The invisible dangers of travelling through time


Quantum mechanics offers one way that parallel universes could exist. A tiny subatomic particle can exist in a state called superposition, which means it is not in one specific place. Instead it exists in a range of spaces, each of which has some probability of being “correct”. Only when an experimenter observes the particle does its state become specified: it “collapses” from a range of possible positions into one.

Quantum physicists disagree over how to interpret the collapse. One interpretation, put forward by Hugh Everett in the late 1950s, is that the particle doesn’t really “choose” one single position. Instead, every possible option plays out in a different universe. Wherever we observe the particle is where it is in our Universe, but in other universes it is somewhere else. This became known as the “many worlds interpretation” of quantum mechanics.

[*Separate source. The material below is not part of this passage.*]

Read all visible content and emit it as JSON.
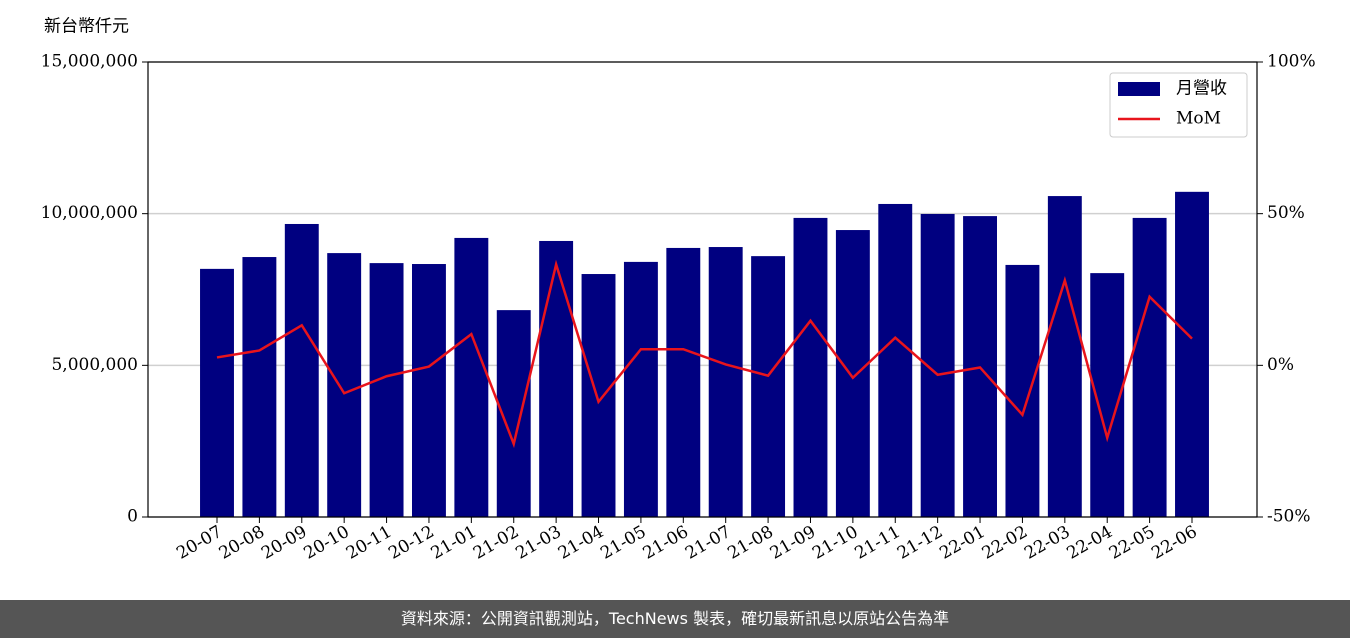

There is no physical evidence that these other universes exist, and it is difficult to imagine what would constitute evidence. However, other interpretations of quantum mechanics have problems of their own, so the many worlds interpretation remains of interest.

If it is true, it offers a way to time travel into the past, and change things, without causing paradoxes. One of the first physicists to propose this was David Deutsch in a 1991 study. He argued that if you travel into the past and change something, you will create a second universe, parallel to the original one. In this second timeline, the altered version of history plays out – while in the original things go on as they always did.

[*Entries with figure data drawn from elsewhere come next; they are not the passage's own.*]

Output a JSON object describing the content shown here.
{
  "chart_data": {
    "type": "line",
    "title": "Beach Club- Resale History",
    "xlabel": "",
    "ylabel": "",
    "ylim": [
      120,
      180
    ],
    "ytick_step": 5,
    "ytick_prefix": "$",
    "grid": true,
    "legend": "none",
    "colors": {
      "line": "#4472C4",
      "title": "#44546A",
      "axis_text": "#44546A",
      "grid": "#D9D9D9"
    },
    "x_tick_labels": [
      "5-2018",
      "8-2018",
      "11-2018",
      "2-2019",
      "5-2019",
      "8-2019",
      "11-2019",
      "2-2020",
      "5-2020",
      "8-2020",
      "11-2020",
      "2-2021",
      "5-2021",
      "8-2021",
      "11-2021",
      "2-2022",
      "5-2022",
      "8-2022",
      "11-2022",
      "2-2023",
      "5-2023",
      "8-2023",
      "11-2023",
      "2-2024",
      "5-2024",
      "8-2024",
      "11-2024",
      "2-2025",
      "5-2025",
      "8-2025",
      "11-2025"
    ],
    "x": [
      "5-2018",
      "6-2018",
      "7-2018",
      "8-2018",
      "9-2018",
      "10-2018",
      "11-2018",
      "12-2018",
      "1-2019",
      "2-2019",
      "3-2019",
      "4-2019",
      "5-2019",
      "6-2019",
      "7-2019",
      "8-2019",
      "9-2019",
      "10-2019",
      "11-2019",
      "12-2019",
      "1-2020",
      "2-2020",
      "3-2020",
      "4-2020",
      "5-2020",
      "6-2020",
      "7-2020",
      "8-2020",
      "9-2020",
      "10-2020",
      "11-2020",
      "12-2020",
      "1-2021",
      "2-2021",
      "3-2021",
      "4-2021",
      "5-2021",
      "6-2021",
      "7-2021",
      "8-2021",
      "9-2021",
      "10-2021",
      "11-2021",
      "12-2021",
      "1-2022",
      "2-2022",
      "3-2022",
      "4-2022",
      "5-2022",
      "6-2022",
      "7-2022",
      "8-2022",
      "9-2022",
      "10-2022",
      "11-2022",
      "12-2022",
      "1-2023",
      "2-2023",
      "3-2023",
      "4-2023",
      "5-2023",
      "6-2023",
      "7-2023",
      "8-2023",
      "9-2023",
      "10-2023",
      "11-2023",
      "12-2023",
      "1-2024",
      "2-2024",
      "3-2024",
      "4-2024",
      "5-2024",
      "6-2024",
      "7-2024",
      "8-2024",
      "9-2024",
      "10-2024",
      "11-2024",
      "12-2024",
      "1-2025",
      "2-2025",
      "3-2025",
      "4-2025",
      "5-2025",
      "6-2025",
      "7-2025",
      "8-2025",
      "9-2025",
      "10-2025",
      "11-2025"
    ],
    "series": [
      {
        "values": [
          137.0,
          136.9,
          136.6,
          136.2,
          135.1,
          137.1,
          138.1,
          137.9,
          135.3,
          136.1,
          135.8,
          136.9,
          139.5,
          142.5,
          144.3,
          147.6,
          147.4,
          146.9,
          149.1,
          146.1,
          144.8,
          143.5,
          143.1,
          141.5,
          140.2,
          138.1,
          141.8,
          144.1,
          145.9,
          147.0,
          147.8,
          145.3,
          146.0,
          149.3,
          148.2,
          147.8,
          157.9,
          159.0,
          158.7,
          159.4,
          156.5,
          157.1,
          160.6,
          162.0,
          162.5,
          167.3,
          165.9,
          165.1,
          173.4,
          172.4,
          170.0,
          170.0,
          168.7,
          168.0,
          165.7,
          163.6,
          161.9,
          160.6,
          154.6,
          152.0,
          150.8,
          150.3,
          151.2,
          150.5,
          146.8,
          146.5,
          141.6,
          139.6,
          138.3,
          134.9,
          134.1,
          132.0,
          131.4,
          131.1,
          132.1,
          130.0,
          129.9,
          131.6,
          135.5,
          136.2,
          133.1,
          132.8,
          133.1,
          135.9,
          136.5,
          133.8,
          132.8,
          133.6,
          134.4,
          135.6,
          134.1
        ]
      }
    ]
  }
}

On this view, you might be able to travel into the past, but “you can’t go back on your own worldline,” says Osborne.

Shoshany and his colleagues have developed this idea further. In a 2020 study, they showed that this version of time travel need not lead to infinite numbers of timelines. Infinities are generally a sign that a theory is wrong, says Shoshany, so this means it is more plausible. In February this year, they published a more realistic version of this model, which again avoided paradoxes and infinities. The following month, they explored the scenario in more detail, showing that a branch in the timeline would start out localised and gradually expand to affect more of the Universe.

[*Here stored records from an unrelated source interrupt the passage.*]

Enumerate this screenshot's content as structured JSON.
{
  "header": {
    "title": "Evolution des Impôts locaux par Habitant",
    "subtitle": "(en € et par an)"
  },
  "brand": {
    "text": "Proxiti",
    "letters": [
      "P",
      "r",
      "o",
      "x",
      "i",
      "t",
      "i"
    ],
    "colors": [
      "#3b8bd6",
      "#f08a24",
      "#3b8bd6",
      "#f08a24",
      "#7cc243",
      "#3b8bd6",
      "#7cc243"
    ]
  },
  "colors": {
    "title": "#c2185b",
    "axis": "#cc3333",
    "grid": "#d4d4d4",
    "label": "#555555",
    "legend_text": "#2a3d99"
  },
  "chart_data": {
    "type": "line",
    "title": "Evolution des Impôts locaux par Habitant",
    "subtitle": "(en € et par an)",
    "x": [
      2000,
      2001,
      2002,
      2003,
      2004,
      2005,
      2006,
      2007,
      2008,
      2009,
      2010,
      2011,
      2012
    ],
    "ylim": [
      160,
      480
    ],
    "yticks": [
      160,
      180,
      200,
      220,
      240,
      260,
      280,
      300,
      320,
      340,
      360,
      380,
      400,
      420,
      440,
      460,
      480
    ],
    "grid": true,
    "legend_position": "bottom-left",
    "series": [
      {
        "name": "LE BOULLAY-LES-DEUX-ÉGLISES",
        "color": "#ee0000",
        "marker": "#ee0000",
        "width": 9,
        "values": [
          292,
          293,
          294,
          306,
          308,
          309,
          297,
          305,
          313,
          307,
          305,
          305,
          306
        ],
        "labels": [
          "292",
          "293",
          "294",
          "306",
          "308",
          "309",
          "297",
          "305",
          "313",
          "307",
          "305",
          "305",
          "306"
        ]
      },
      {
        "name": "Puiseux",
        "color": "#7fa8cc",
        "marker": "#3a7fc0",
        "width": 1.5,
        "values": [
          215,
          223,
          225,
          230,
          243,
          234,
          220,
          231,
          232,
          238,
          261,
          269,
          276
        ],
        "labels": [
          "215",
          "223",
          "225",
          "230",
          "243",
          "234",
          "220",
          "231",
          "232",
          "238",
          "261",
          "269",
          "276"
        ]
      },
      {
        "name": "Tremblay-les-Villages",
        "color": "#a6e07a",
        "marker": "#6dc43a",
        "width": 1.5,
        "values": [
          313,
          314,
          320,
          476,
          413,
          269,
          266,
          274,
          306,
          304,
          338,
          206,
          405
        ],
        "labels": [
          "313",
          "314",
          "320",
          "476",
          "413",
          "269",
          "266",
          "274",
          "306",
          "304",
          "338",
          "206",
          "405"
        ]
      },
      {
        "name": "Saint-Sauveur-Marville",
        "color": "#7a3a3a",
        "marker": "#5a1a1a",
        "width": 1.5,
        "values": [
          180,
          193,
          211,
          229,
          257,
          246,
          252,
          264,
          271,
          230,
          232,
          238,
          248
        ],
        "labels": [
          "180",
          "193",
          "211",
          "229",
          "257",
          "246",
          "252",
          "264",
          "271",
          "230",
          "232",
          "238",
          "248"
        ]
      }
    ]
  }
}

It turns out that there are many possible scenarios that could take place if we were somehow to travel into the past. Right now, there is no way of conducting an experiment to determine which, if any, of these scenarios of time travel is correct. Finding the correct answer will require understanding how and why the arrow of time really exists. Until we have greater clarity on the laws underpinning the Universe, we can’t choose between our ideas about time travel.